The dust from an acrimonious United Auto Workers strike may have settled, but General Motors is now directing its attention to its corporate staff with a directive that they must report to the office at least three days a week.
The multinational automaker is calling on employees who live within 50 miles of a GM office to adhere to the new policy, the company confirmed to CoStar News. The requirement reverses GM's earlier guidance that employees should "work appropriately" in the office or out, depending on where they could best achieve their goals.
The shift is the latest indicator of the dwindling patience many employers have for flexible work schedules adopted in the early months of the pandemic.
“Effective January 8, 2024, we are providing more clarity on our three-day-a-week return to office policy. Hybrid employees need to be in the office Tuesday through Thursday in order to meet critical business needs and retain company culture,” Detroit-based GM said in a statement.
The new mandate is not GM's first attempt to get office employees back in their chairs. The company last year tried to persuade workers to make the commute voluntarily, but like other companies struggling to refill their sparsely staffed offices, employees pushed back and sterner action was delayed.

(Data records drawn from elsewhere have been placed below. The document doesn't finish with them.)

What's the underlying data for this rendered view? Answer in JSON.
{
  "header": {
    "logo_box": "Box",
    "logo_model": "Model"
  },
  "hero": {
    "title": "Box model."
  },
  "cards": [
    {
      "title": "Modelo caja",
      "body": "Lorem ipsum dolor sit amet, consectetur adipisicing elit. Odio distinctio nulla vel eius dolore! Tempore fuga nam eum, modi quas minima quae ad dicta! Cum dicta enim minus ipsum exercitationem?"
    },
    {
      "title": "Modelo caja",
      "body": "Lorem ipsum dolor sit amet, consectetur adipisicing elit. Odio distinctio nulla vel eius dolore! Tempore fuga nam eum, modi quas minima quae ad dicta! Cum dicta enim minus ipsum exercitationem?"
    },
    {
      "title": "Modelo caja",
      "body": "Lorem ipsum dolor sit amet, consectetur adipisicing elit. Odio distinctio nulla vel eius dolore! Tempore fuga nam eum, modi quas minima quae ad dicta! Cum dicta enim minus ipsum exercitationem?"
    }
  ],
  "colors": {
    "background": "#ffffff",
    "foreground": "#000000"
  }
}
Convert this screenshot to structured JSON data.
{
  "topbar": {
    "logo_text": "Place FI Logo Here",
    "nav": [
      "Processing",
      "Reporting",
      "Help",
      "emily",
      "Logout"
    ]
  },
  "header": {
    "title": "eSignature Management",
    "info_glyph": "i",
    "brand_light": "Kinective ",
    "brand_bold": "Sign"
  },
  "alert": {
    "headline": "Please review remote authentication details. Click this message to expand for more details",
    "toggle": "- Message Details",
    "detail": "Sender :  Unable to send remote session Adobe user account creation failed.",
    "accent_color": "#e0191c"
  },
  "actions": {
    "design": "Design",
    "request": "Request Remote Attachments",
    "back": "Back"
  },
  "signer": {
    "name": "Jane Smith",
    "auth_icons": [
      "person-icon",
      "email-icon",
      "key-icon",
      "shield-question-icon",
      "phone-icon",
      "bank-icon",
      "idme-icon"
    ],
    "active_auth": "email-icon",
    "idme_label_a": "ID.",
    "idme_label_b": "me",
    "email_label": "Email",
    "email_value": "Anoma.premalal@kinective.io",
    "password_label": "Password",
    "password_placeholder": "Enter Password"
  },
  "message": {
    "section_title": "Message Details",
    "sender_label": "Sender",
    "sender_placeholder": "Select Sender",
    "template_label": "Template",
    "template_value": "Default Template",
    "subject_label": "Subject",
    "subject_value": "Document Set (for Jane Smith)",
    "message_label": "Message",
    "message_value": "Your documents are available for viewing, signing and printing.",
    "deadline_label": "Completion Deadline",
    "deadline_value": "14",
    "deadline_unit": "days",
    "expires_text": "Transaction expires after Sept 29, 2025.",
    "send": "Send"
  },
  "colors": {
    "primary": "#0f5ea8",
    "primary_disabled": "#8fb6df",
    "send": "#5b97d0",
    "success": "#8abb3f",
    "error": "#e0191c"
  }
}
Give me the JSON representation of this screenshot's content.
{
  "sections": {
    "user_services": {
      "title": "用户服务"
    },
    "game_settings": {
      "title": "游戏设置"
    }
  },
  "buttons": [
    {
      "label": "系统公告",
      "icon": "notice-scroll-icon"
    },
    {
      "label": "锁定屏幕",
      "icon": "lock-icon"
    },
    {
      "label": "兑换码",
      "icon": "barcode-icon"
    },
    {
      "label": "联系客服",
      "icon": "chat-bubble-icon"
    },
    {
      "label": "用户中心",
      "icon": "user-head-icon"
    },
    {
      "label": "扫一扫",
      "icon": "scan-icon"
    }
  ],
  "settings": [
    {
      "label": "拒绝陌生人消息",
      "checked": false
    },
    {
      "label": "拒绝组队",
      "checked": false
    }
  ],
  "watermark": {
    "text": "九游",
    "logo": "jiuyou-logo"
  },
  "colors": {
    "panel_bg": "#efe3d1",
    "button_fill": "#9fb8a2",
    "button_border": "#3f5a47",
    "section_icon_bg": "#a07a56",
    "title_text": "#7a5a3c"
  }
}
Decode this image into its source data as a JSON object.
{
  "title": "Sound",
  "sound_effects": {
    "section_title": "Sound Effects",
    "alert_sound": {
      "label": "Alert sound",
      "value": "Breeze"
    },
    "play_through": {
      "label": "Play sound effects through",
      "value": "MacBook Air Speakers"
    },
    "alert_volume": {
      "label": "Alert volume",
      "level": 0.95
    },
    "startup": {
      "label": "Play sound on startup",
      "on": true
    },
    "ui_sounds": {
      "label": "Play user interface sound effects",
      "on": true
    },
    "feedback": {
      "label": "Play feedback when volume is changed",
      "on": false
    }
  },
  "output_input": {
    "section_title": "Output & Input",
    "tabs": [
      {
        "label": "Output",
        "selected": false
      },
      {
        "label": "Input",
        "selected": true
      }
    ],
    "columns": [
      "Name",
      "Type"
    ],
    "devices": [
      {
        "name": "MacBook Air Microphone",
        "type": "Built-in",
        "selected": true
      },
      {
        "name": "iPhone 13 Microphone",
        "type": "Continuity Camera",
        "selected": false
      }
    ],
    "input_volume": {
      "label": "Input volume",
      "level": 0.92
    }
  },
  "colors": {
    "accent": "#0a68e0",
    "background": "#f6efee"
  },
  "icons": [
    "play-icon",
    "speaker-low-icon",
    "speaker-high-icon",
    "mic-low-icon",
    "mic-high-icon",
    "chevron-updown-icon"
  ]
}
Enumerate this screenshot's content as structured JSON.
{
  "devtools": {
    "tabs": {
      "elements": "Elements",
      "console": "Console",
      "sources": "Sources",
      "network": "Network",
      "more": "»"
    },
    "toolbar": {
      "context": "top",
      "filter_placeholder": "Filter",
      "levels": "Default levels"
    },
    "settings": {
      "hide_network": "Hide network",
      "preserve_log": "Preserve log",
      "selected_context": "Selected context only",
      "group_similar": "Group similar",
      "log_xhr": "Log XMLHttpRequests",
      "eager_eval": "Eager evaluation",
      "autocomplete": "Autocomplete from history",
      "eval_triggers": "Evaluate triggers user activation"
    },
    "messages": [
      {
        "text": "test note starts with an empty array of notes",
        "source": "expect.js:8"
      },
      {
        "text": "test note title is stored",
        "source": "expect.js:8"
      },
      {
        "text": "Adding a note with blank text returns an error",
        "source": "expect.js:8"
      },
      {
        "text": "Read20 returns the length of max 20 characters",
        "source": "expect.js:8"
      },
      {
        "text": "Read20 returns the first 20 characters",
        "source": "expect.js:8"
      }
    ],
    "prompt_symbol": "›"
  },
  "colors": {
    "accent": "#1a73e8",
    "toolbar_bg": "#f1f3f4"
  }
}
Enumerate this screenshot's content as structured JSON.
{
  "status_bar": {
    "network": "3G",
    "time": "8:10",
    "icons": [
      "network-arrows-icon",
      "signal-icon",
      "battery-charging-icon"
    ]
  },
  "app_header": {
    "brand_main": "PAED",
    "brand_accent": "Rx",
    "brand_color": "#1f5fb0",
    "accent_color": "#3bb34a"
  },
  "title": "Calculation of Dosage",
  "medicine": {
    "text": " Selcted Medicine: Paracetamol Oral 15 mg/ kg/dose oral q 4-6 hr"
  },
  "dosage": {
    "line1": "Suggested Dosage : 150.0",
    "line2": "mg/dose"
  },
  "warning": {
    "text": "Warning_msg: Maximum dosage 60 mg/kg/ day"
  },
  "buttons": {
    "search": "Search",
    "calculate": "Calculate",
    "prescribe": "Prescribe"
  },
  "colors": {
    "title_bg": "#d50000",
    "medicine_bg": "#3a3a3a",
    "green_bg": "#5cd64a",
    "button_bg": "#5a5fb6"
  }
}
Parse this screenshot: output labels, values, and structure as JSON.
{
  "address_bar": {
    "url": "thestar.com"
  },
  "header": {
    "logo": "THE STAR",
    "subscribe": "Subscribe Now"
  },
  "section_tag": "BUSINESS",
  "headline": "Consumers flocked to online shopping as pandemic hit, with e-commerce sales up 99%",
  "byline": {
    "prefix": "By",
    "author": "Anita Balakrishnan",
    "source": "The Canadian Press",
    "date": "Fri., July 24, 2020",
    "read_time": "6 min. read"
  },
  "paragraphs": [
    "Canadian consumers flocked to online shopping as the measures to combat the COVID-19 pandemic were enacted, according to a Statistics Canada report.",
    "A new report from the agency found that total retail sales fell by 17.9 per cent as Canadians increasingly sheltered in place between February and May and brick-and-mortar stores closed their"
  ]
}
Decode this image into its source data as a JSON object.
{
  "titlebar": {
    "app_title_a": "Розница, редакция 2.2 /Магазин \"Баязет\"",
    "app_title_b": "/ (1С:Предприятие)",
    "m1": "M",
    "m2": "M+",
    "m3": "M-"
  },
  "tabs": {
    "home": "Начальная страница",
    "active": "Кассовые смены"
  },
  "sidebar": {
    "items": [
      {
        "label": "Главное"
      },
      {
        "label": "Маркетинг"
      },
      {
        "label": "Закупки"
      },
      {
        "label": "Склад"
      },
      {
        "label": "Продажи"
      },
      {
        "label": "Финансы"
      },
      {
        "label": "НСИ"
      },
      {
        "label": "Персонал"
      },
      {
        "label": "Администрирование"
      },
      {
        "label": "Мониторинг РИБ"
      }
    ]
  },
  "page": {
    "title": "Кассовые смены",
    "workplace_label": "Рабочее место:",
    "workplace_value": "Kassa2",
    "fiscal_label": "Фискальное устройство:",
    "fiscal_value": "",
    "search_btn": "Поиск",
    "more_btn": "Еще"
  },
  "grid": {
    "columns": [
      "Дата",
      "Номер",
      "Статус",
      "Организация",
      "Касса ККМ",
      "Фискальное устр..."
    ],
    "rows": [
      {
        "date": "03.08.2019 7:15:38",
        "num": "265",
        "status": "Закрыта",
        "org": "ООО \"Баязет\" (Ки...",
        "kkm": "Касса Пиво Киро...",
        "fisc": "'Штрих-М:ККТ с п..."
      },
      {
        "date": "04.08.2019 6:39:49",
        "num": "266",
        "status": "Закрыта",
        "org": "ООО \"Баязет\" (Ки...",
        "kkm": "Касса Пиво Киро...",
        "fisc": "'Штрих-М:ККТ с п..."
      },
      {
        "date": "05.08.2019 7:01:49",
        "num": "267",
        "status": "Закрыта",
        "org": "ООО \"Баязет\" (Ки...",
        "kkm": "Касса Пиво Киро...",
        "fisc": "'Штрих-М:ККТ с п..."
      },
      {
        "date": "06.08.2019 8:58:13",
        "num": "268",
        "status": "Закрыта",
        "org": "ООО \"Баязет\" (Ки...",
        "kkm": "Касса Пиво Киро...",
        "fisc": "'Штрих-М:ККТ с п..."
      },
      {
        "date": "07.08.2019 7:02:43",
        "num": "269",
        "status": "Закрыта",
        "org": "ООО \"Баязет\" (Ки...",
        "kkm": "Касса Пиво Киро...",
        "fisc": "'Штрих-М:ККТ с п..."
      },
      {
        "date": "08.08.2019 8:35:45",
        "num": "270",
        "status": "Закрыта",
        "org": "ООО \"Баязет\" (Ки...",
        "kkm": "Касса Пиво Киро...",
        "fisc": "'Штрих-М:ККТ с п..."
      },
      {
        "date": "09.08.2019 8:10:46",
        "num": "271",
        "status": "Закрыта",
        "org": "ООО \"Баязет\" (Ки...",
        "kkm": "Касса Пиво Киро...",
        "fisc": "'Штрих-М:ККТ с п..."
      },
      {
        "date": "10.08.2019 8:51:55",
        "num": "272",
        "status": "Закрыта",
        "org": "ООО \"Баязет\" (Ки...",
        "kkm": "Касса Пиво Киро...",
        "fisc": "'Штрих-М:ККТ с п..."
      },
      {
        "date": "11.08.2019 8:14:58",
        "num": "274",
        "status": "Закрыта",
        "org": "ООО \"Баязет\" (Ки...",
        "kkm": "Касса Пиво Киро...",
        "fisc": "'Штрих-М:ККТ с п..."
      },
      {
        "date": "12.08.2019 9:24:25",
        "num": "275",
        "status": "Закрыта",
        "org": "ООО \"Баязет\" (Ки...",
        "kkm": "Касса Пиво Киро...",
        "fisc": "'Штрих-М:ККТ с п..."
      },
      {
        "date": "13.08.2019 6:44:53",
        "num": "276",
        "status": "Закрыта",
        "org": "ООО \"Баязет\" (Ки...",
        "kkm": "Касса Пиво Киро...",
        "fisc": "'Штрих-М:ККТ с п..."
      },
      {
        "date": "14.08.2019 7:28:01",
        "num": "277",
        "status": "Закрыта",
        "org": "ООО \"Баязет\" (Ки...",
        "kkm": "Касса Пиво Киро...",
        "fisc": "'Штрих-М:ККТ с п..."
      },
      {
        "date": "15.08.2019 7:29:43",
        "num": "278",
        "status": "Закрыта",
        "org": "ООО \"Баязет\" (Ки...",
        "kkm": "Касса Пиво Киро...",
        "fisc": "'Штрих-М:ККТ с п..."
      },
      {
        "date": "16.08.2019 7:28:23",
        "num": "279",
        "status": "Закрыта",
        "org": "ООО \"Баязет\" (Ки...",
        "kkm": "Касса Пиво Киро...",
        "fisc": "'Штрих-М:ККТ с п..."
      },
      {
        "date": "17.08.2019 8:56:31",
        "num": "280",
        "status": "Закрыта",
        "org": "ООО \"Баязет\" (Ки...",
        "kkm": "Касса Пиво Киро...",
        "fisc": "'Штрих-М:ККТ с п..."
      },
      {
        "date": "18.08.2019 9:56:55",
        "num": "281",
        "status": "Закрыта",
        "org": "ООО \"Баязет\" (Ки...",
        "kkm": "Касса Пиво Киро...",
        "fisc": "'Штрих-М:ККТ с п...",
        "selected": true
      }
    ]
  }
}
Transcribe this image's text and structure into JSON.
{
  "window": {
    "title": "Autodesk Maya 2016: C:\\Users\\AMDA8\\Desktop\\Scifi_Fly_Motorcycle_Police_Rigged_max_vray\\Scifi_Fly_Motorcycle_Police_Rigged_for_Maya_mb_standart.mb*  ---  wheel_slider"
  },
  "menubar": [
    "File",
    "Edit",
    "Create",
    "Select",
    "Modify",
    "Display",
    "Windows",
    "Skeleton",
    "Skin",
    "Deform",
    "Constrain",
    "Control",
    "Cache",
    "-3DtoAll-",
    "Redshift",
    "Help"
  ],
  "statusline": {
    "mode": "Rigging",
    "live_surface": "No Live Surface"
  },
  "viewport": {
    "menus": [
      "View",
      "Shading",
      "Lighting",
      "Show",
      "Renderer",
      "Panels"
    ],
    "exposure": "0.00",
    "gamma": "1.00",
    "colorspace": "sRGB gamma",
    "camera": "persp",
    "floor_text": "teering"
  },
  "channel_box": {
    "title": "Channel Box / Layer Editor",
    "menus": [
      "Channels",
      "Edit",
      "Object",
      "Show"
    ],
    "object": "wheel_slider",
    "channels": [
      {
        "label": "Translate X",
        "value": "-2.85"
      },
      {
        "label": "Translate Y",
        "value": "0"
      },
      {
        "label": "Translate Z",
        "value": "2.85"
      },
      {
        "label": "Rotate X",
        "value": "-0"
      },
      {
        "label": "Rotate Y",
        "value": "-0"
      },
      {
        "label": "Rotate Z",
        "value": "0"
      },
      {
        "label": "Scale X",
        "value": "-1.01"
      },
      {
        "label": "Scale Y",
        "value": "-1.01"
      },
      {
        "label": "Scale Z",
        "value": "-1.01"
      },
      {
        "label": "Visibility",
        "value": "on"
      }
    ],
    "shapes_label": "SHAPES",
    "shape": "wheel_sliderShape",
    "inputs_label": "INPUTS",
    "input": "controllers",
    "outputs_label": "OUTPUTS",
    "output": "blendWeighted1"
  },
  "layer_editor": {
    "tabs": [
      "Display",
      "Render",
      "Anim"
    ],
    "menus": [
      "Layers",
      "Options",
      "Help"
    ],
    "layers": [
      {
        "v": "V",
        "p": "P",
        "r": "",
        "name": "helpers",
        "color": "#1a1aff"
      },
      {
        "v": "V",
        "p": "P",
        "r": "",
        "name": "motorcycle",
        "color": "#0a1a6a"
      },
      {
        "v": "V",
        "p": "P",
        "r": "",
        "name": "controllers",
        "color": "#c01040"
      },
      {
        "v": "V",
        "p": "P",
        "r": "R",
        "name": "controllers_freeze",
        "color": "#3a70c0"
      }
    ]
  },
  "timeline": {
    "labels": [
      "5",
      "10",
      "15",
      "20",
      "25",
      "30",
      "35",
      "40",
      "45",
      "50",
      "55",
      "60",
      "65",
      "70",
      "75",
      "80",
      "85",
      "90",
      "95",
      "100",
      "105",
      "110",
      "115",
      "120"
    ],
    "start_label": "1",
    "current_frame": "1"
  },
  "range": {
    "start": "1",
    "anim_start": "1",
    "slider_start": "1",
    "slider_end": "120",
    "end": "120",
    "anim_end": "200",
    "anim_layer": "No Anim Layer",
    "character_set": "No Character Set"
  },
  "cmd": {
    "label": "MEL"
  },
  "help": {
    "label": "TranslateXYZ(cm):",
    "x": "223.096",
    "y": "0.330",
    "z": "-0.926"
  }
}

The return-to-office mandate is estimated to impact about 43,500 of GM's salaried workers located across the United States.
Mixed Response
In a company-wide email to employees, earlier reported by Bloomberg, CEO Mary Barra wrote that in-person work was critical to helping the company achieve some of its ambitious goals, including its push for more electric vehicle launches.
"At the start of the year, we asked hybrid employees to be in the office three days a week in order to drive the greatest impact. However, adherence has been mixed," Barra wrote in the email. "We are now explicitly requesting hybrid employees to be onsite beginning Jan. 8, every Tuesday, Wednesday, Thursday at minimum. Senior leaders will continue to have the flexibility to determine if a team needs to be in the office more frequently."
Once enacted, the policy means GM will join a roster of other corporate giants across the U.S. in pushing to enforce stricter in-office schedules. Disney, Amazon, Apple, Meta, Alphabet's Google and others have ramped up efforts to get workers back to physical office space, deploying a mix of strategies that include attendance-tracking apps or threats to link in-person time with annual performance reviews.
Even so, the escalated in-office mandates have yet to significantly move the needle on occupancy rates nationally, as office use remains stubbornly below pre-pandemic levels in major metropolitan areas around the country, according to data tracked by Kastle Systems and its office entry-card-swipe systems.
What's more, softened demand has pushed the national office vacancy rate beyond 13.5% nationally, according to a CoStar analysis. Tenants now have collectively dumped nearly 175 million square feet of office space onto the market since the beginning of 2020, according to the data, much of which has been concentrated in major office markets such as San Francisco, Los Angeles and New York.
"We realize 'return to the office' is a topic that has been highly debated in many workplaces around the country," Barra wrote. "It is also something the [senior leadership team] feels strongly about, and we want to make our expectations clear. We believe the benefits of in-person collaboration and mentorship lead to a stronger, more innovative culture and higher performance."